Wikipedia's Gender Problem Has Finally Been Quantified
Researchers used a computer model to assess the articles for evidence of gender bias.
Image: Giulia Forsythe/Flickr
Wikipedia doesn't have the greatest track record when it comes to gender equality. There's a noted lack of women editors and contributors and not a significant effort to improve that balance. But while many suggest the structural gender imbalance leads to biased content on the site, there hasn't been any quantitative analysis to determine whether that's the case. Until now.
A group of researchers from Germany and Switzerland analyzed Wikipedia's articles across six languages to look for evidence of gender bias and inequalities, publishing their findings on the arXiv preprint server today. Their study found while the site is equal (and even biased towards women) in some ways, when it comes to the language used within articles there are serious signs of gender bias.
Before we dig into their research, a little background on Wikipedia's history of inequality. In 2010, a Wikimedia internal study revealed that only 13 percent of its contributors were women. In response to this imbalance, the then-executive director of the Wikimedia Foundation (the head organization that oversees Wikipedia) Sue Gardner vowed to increase the number of female contributors to 25 percent by 2015.
But just last summer, founder Jimmy Wales told the BBC that simply wasn't going to happen.
"The goal was to do that by 2015 and we've completely failed," he said. "That's a target that we set for ourselves and we're really doubling down our efforts now. We realized we didn't do enough. There's a lot of things that need to happen to get from around 10 percent to 25 percent."
More recently, Wikipedia has faced harsh criticism after the site's arbitration committee (a group of self-selected, long-term editors who make decisions about user conduct and site standards) made a preliminary ruling on the editing of the Gamergate controversy page. The ruling would see a number of feminist editors (along with others) banned from contributing to the page and other gender-related pages. Some critics viewed the decision as an attack on feminist voices and a virtual victory for Gamergate supporters, though the arbitration committee said that's a mischaracterization of their pending actions.
With the noted lack of female contributors and heated debates over pages like Gamergate, many argue that the contributor imbalance has led to a content imbalance.
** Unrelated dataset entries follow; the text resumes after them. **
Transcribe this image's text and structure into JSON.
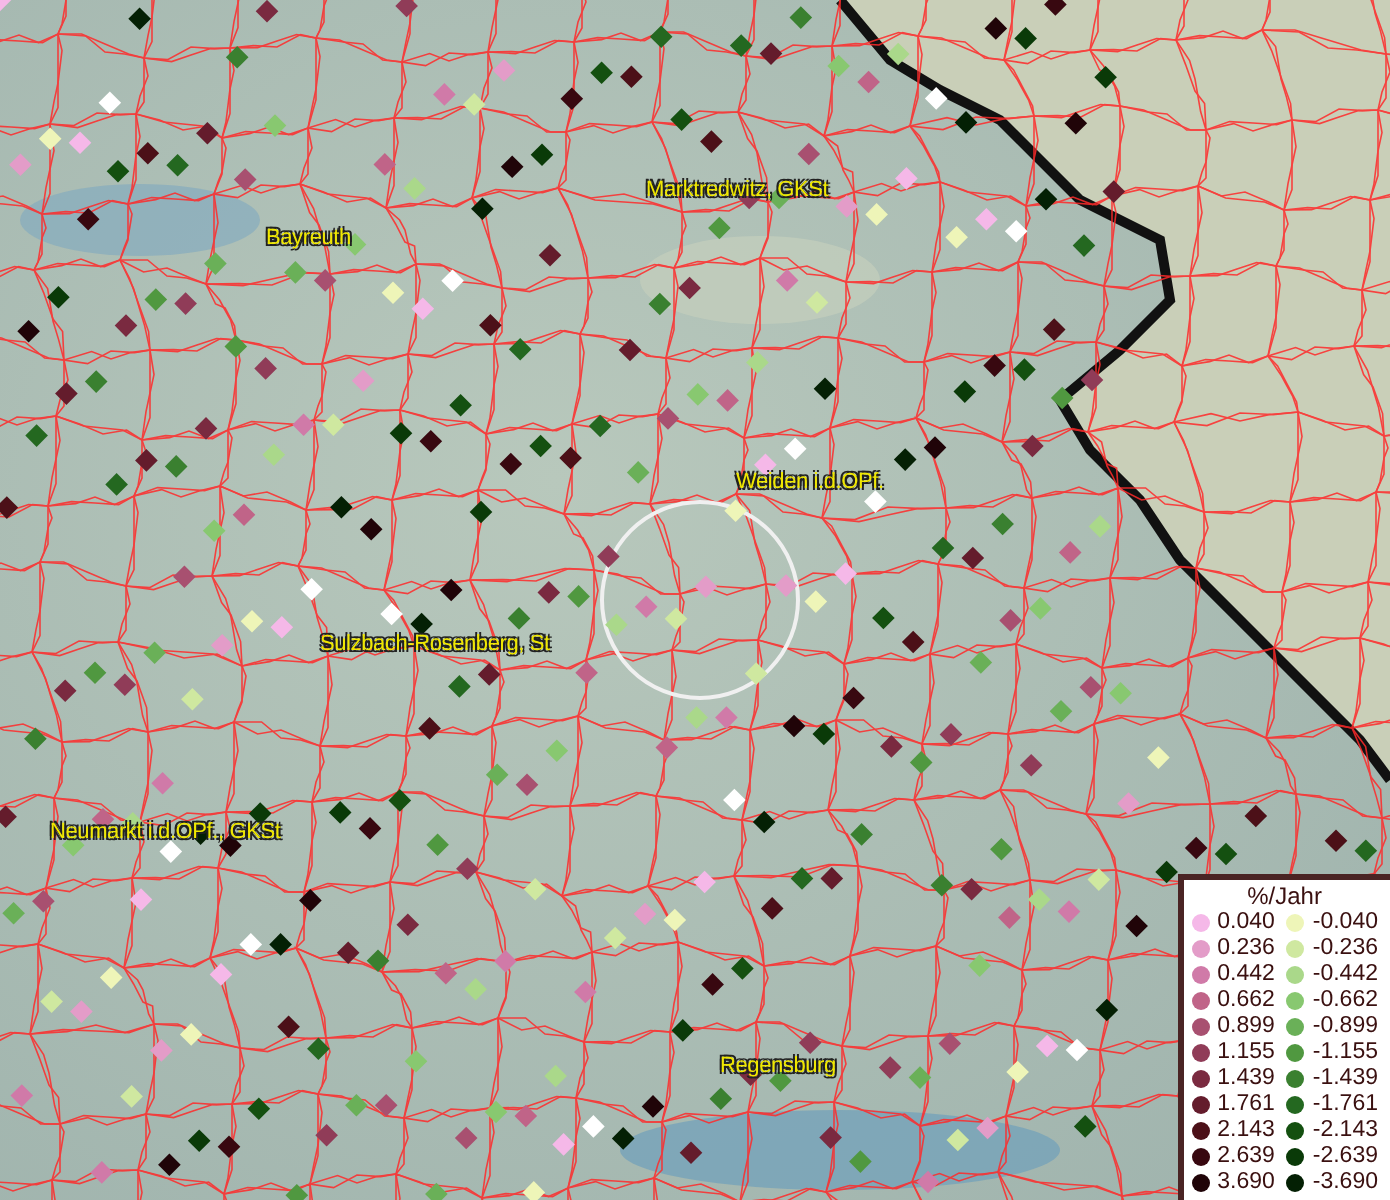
{
  "map": {
    "place_labels": [
      {
        "text": "Marktredwitz, GKSt"
      },
      {
        "text": "Bayreuth"
      },
      {
        "text": "Weiden i.d.OPf."
      },
      {
        "text": "Sulzbach-Rosenberg, St"
      },
      {
        "text": "Neumarkt i.d.OPf., GKSt"
      },
      {
        "text": "Regensburg"
      }
    ]
  },
  "legend": {
    "title": "%/Jahr",
    "entries": [
      {
        "value": "0.040",
        "color": "#f5b8e8"
      },
      {
        "value": "-0.040",
        "color": "#eef5b8"
      },
      {
        "value": "0.236",
        "color": "#e39cc8"
      },
      {
        "value": "-0.236",
        "color": "#cfe8a0"
      },
      {
        "value": "0.442",
        "color": "#d07aa8"
      },
      {
        "value": "-0.442",
        "color": "#aad88a"
      },
      {
        "value": "0.662",
        "color": "#c06488"
      },
      {
        "value": "-0.662",
        "color": "#88c870"
      },
      {
        "value": "0.899",
        "color": "#a85070"
      },
      {
        "value": "-0.899",
        "color": "#6ab058"
      },
      {
        "value": "1.155",
        "color": "#903c58"
      },
      {
        "value": "-1.155",
        "color": "#509840"
      },
      {
        "value": "1.439",
        "color": "#7a2a40"
      },
      {
        "value": "-1.439",
        "color": "#3a8030"
      },
      {
        "value": "1.761",
        "color": "#641c2c"
      },
      {
        "value": "-1.761",
        "color": "#246820"
      },
      {
        "value": "2.143",
        "color": "#4c1018"
      },
      {
        "value": "-2.143",
        "color": "#145010"
      },
      {
        "value": "2.639",
        "color": "#380810"
      },
      {
        "value": "-2.639",
        "color": "#0a3a08"
      },
      {
        "value": "3.690",
        "color": "#200408"
      },
      {
        "value": "-3.690",
        "color": "#042004"
      }
    ]
  }
}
Claudia Wagner, a post-doctoral researcher at the Leibniz Institute for the Social Sciences in Germany, and researchers from a pair of other institutions wanted to find out whether that was actually the case.
Wagner and her colleagues used a computer model to assess the articles for evidence of four different kinds of bias: coverage bias (the number of articles about notable women compared to notable men), structural bias (where links within articles go), lexical bias (difference in language used), and visibility bias (how many articles make it to Wikipedia's front page).
The results were mixed. When it came to coverage bias, Wikipedia was remarkably equal in the number of articles about notable men and women in all six languages when compared to other reference databases. In fact, the researchers found Wikipedia "exhibited an over-representation of women" compared to other databases.
The researchers also discovered the home page articles are equally representative of the genders, stating they did not find "any evidence" of a male bias.
But where they did find evidence of gender bias was in the content of the articles themselves. Wagner and her partners found that articles about women more often linked to articles about men than vice versa. Even more noteworthy was the discrepancy in the kind of language used in articles about women compared to articles about men. For one, articles about women were more likely to use words referencing its subject's gender than articles about men.
"We also noticed that the relationship status and family related issues seem to be more extensively discussed in articles about women since words like 'married,' divorce,' children,' or 'family' are much more frequently used in articles about women," the report reads.
"This gender inequality cannot simply be explained by the imbalance in the coverage or in the pure existence of notable men and women, but shows that men and women are indeed presented differently on Wikipedia," it continues.
The team used likelihood ratios to determine whether this was just coincidence or not and discovered that between 23 and 32 percent of the 150 most used words in articles about women fall under a category of family, relationship, or gender. In articles about men, just 0 to 4 percent of the most common words fall under those categories (more likely are words about the individual's occupation).
While it's far from the final conclusive verdict on Wikipedia's gender biases, the study provides some evidence of an effect of having such an imbalanced contributor base. Since Wales himself wants to "double down" to correct this, maybe further analysis like this will give Wikipedia the tools it needs to level the playing field.